Journal Entry ~ 01/16/19
21 And you, who once were alienated and hostile in mind, doing evil deeds,
22 he has now reconciled in his body of flesh by his death, in order to present you holy and blameless and above reproach before him,
23 if indeed you continue in the faith, stable and steadfast, not shifting from the hope of the gospel that you heard, which has been proclaimed in all creation under heaven, and of which I, Paul, became a minister. - Colossians 1:21-23
In this section of Colossians, Paul encourages us to continue steadfast in the hope of Christ. Steadfast is unwavering, ever pursuing or pushing forward toward a goal. Paul is suggesting that we are unwavering in our hope. The problem is that’s not what we are doing. So many of us struggle with hope. Depression and anxiety are the opposite of hope, but they are on the rise - not Hope. The increase in diagnosed cases of anxiety and depression in adults and children is so significant that they are calling it a pandemic. The statistics are staggering. And this pandemic seems to be affecting both believers and unbelievers fairly equally.
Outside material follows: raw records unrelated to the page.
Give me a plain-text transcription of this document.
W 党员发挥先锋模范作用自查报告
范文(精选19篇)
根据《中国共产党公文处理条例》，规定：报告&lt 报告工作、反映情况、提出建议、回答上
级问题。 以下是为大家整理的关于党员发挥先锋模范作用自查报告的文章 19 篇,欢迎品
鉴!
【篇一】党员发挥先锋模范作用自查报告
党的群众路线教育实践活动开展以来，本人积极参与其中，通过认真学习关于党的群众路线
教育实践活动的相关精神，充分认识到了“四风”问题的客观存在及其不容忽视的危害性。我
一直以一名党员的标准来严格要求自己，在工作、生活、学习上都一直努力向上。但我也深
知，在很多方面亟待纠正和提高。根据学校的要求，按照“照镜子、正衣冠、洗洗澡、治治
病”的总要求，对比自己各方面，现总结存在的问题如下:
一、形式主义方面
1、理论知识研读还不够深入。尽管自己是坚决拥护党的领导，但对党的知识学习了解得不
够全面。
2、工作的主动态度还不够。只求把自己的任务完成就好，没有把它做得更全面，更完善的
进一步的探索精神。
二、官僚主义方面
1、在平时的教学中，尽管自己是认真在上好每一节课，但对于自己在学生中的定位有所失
I've been studying what keeps us from continuing steadfast in hope. What derails us from the hope found in Christ? What makes the loudest noise in our souls? Why do we struggle to find peace at times? As believers, Paul reminds us here that our hope is found in the fact that we have been reconciled to Christ, and we are presented as holy and blameless to our God and Father. And still, we are not steadfast in our hope. Why is that?
It all comes down to one simple thing: unconfessed sin. But we don’t like that truth. We are so prone to blame shifting, denying, hiding, or excusing away our own sin that it’s become a natural part of our existence. We want it to be someone else’s fault. We want to be able to blame our situation on someone else’s choices, someone else’s treatment of us, someone else’s sin. Why is that? Denial is rooted in fear. And that fear - which can manifest itself as guilt, shame, or pride - lives in all of us. We deny our sin in such a way that we can’t even see we are denying it because we fear acknowledging it. We fear being vulnerable, we fear people’s judgment, we fear failure, we fear the pain, we fear the ownership. We fear so deeply that we rise up above the issue in defense of our innocence, then bury it so deep that we struggle to even find it.
Confession, on the other hand, is rooted in hope. Confession comes from a place of deep humility that I have failed the people in my life and I have failed God. I am a broken person. I am not good enough, I am not better, I am not righteous. Confession is owning my part in this conflict, my part in this situation, my part in this trial. When I humble myself to those depths, and confess my sins to God with a truly repentant heart, it is there that I find Hope because it is there that I find Jesus waiting for me.
Here's the truth that we have to work to accept: you simply cannot embrace the radical hope of Jesus Christ and present yourself as anything less than a needy sinner. Why would we work so hard to present ourselves as anything more than a lowly sinner when the very message of the Gospel is that Jesus loves and accepts sinners? Forget excusing, denying, or anything else that minimizes your sin and embrace the hope of Jesus Christ.